What is this saying?

In [None]:
sns.lineplot(data=dat, x='delay', y='SB', hue='group', ci=68)
plt.axhline(color='k', ls=':');

### Exercise 3

However, this model is not really testing the difference that we are seeing in the plot. What we see is a difference in the slope of the curves for the three groups. The previous model is just testing a difference in the **mean** of the data for the 3 groups. In order to test the slope of the delay-regression curve for the two groups we need to test an **interaction**. An interaction tests a difference in the weight of one regressor for different values of another regressor. In this case, we want to test if $\beta_{delay}$ is different for different values of *group*. The syntax to test this is:

    col0 ~ col1*col2
which represents the linear model ${\rm col}_0 = \beta_0 + \beta_1 {\rm col}_1 + \beta_2 {\rm col}_2 + \beta_{1:2} {\rm col}_1 * {\rm col}_2$. 

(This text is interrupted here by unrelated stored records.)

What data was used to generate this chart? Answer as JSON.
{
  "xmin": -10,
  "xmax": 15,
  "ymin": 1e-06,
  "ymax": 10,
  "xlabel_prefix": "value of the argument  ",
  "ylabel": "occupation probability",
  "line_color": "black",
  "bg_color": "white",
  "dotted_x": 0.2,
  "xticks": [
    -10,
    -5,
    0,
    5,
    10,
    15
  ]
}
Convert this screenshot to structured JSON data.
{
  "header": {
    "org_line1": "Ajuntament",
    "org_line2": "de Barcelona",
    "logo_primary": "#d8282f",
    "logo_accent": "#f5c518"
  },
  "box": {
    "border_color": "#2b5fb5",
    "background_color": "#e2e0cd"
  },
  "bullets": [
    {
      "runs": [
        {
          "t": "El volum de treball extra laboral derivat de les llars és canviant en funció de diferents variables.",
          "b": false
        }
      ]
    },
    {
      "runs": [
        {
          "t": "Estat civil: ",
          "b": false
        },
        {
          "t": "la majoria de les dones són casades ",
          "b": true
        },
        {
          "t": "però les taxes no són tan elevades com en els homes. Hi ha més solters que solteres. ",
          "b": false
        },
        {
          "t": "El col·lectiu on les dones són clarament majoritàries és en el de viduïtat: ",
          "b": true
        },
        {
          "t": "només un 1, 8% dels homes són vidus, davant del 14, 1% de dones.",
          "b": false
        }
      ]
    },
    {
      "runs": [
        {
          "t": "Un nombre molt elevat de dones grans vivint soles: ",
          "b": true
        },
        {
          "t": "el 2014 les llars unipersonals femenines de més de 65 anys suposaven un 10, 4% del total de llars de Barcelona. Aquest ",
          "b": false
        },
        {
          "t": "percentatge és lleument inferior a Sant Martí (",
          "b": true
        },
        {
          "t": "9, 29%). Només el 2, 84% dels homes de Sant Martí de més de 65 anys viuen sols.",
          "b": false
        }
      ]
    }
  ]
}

Try now to test below the interaction between *delay* and *group* in our data:

In [None]:
mod = smf.ols(formula= ???? , data=dat)
res = mod.fit()
print(res.summary())

In [None]:
sns.lineplot(data=dat, x='delay', y='SB', hue='group', ci=68)
plt.axhline(color='k', ls=':');

### Exercise 4

Now, if you think about it, there is one important element in our data that we have neglected so far and probably contributes significantly to the variance of our measurements. This is the subject identity. Each subject contributes data at different delays and different sessions and it is likely that these values are related because they come from the same participant. Right now our method is assuming independence between all the measurements, which clearly this element of the design violates. It is important to account in our models for all possible sources of variability.

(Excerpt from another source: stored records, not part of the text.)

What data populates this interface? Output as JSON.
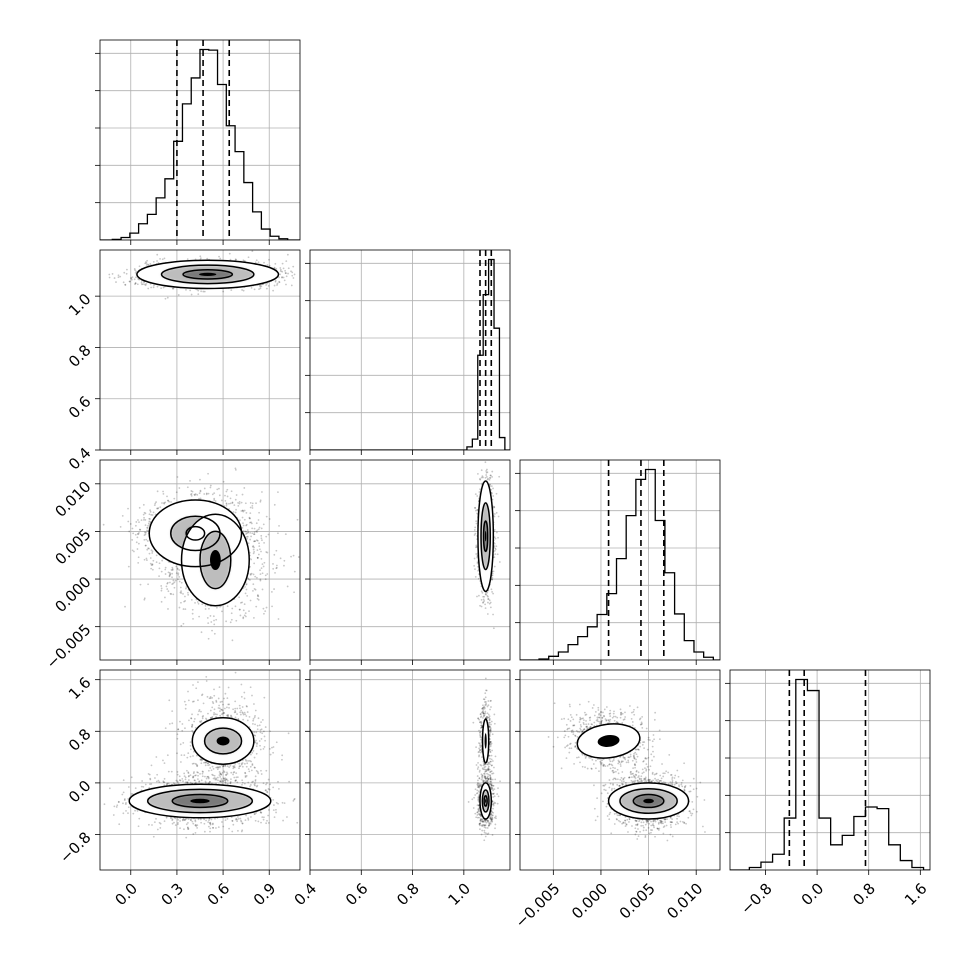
{
  "chart_data": {
    "type": "corner",
    "n_params": 4,
    "quantile_levels": [
      0.16,
      0.5,
      0.84
    ],
    "grid": true,
    "params": [
      {
        "range": [
          -0.2,
          1.1
        ],
        "ticks": [
          0.0,
          0.3,
          0.6,
          0.9
        ],
        "tick_labels": [
          "0.0",
          "0.3",
          "0.6",
          "0.9"
        ],
        "quantiles": [
          0.3,
          0.47,
          0.64
        ],
        "hist": {
          "range": [
            -0.12,
            1.02
          ],
          "values": [
            0.2,
            0.8,
            2.2,
            5.2,
            8.2,
            13.5,
            19.6,
            31.6,
            43.6,
            51.9,
            61.0,
            60.8,
            49.8,
            36.6,
            28.3,
            18.4,
            9.0,
            3.5,
            1.2,
            0.4
          ]
        }
      },
      {
        "range": [
          0.4,
          1.18
        ],
        "ticks": [
          0.4,
          0.6,
          0.8,
          1.0
        ],
        "tick_labels": [
          "0.4",
          "0.6",
          "0.8",
          "1.0"
        ],
        "quantiles": [
          1.063,
          1.085,
          1.107
        ],
        "hist": {
          "range": [
            1.012,
            1.16
          ],
          "values": [
            1.0,
            3.5,
            30.5,
            50.0,
            61.3,
            39.2,
            4.0
          ]
        }
      },
      {
        "range": [
          -0.0085,
          0.0125
        ],
        "ticks": [
          -0.005,
          0.0,
          0.005,
          0.01
        ],
        "tick_labels": [
          "−0.005",
          "0.000",
          "0.005",
          "0.010"
        ],
        "quantiles": [
          0.0008,
          0.0042,
          0.0066
        ],
        "hist": {
          "range": [
            -0.0065,
            0.0118
          ],
          "values": [
            0.3,
            1.2,
            2.6,
            5.0,
            7.6,
            10.8,
            14.8,
            21.6,
            33.0,
            47.0,
            58.8,
            62.0,
            45.4,
            28.4,
            15.0,
            6.3,
            2.6,
            0.9
          ]
        }
      },
      {
        "range": [
          -1.35,
          1.75
        ],
        "ticks": [
          -0.8,
          0.0,
          0.8,
          1.6
        ],
        "tick_labels": [
          "−0.8",
          "0.0",
          "0.8",
          "1.6"
        ],
        "quantiles": [
          -0.43,
          -0.2,
          0.75
        ],
        "hist": {
          "range": [
            -1.05,
            1.65
          ],
          "values": [
            0.8,
            2.5,
            5.0,
            16.5,
            60.5,
            57.0,
            16.5,
            8.0,
            11.0,
            17.0,
            20.0,
            19.5,
            8.0,
            3.0,
            0.8
          ]
        }
      }
    ],
    "pairs": [
      {
        "x_param": 0,
        "y_param": 1,
        "cloud_count": 2200,
        "modes": [
          {
            "cx": 0.5,
            "cy": 1.085,
            "sx": 0.16,
            "sy": 0.018,
            "weight": 1.0,
            "rho": 0.0,
            "contours": [
              {
                "sx": 0.46,
                "sy": 0.055
              },
              {
                "sx": 0.3,
                "sy": 0.036
              },
              {
                "sx": 0.16,
                "sy": 0.018
              }
            ]
          }
        ]
      },
      {
        "x_param": 0,
        "y_param": 2,
        "cloud_count": 2400,
        "modes": [
          {
            "cx": 0.42,
            "cy": 0.0048,
            "sx": 0.13,
            "sy": 0.0014,
            "weight": 0.6,
            "rho": 0.0,
            "contours": [
              {
                "sx": 0.3,
                "sy": 0.0035
              },
              {
                "sx": 0.16,
                "sy": 0.0018
              },
              {
                "sx": 0.06,
                "sy": 0.0007
              }
            ]
          },
          {
            "cx": 0.55,
            "cy": 0.002,
            "sx": 0.13,
            "sy": 0.0022,
            "weight": 0.4,
            "rho": 0.0,
            "contours": [
              {
                "sx": 0.22,
                "sy": 0.0048
              },
              {
                "sx": 0.1,
                "sy": 0.003
              }
            ]
          }
        ]
      },
      {
        "x_param": 1,
        "y_param": 2,
        "cloud_count": 1200,
        "modes": [
          {
            "cx": 1.085,
            "cy": 0.0045,
            "sx": 0.012,
            "sy": 0.0022,
            "weight": 1.0,
            "rho": 0.0,
            "contours": [
              {
                "sx": 0.03,
                "sy": 0.0058
              },
              {
                "sx": 0.018,
                "sy": 0.0035
              },
              {
                "sx": 0.008,
                "sy": 0.0016
              }
            ]
          }
        ]
      },
      {
        "x_param": 0,
        "y_param": 3,
        "cloud_count": 2200,
        "modes": [
          {
            "cx": 0.45,
            "cy": -0.28,
            "sx": 0.16,
            "sy": 0.14,
            "weight": 0.62,
            "rho": 0.0,
            "contours": [
              {
                "sx": 0.46,
                "sy": 0.26
              },
              {
                "sx": 0.34,
                "sy": 0.18
              },
              {
                "sx": 0.18,
                "sy": 0.1
              }
            ]
          },
          {
            "cx": 0.6,
            "cy": 0.65,
            "sx": 0.1,
            "sy": 0.25,
            "weight": 0.38,
            "rho": 0.0,
            "contours": [
              {
                "sx": 0.2,
                "sy": 0.36
              },
              {
                "sx": 0.12,
                "sy": 0.2
              }
            ]
          }
        ]
      },
      {
        "x_param": 1,
        "y_param": 3,
        "cloud_count": 1100,
        "modes": [
          {
            "cx": 1.085,
            "cy": -0.28,
            "sx": 0.012,
            "sy": 0.16,
            "weight": 0.62,
            "rho": 0.0,
            "contours": [
              {
                "sx": 0.022,
                "sy": 0.28
              },
              {
                "sx": 0.013,
                "sy": 0.17
              },
              {
                "sx": 0.006,
                "sy": 0.08
              }
            ]
          },
          {
            "cx": 1.085,
            "cy": 0.65,
            "sx": 0.01,
            "sy": 0.22,
            "weight": 0.38,
            "rho": 0.0,
            "contours": [
              {
                "sx": 0.012,
                "sy": 0.34
              }
            ]
          }
        ]
      },
      {
        "x_param": 2,
        "y_param": 3,
        "cloud_count": 2200,
        "modes": [
          {
            "cx": 0.005,
            "cy": -0.28,
            "sx": 0.0014,
            "sy": 0.15,
            "weight": 0.62,
            "rho": 0.0,
            "contours": [
              {
                "sx": 0.0042,
                "sy": 0.28
              },
              {
                "sx": 0.003,
                "sy": 0.19
              },
              {
                "sx": 0.0016,
                "sy": 0.1
              }
            ]
          },
          {
            "cx": 0.0008,
            "cy": 0.65,
            "sx": 0.0015,
            "sy": 0.17,
            "weight": 0.38,
            "rho": -0.2,
            "contours": [
              {
                "sx": 0.0033,
                "sy": 0.26
              }
            ]
          }
        ]
      }
    ]
  }
}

The way to include this *pairing* between measurements (in our case the pairing comes from the subject column of the DataFrame), we use **linear mixed models (LMM)**. LMMs can be modeled in Python in the *statsmodels* library using the **mixedlm** function. You can check the syntax online. This provides an easy access to these methods for some simple designs, if your designs are more complex you may need to switch to a library that access the much more powerful methods of the R language, for instance **pymer4**.

Here we will use the **mixedlm** function of *statsmodels*, which follows the same syntax as above for the formula but adds some options to specify the grouping factor (we call it *random effect*) and a formula for those random effects (*re_formula*):

In [None]:
mod = smf.mixedlm(formula= ???? , data=dat, re_formula='1', groups='subject')
res = mod.fit()
print(res.summary())

In [None]:
sns.lineplot(data=dat, x='delay', y='SB', hue='group', ci=68)
plt.axhline(color='k', ls=':');

### Exercise 5

The random effects formula indicates where you expect to see differences across participants. In the above code we said that participants differ in their mean serial bias (SB) values (`re_formula='1'`), but we could also assume that participants differ from one another in the dependence of their serial bias with delay. Can you write the formula for `re_formula` in the code above to test this? What do you observe?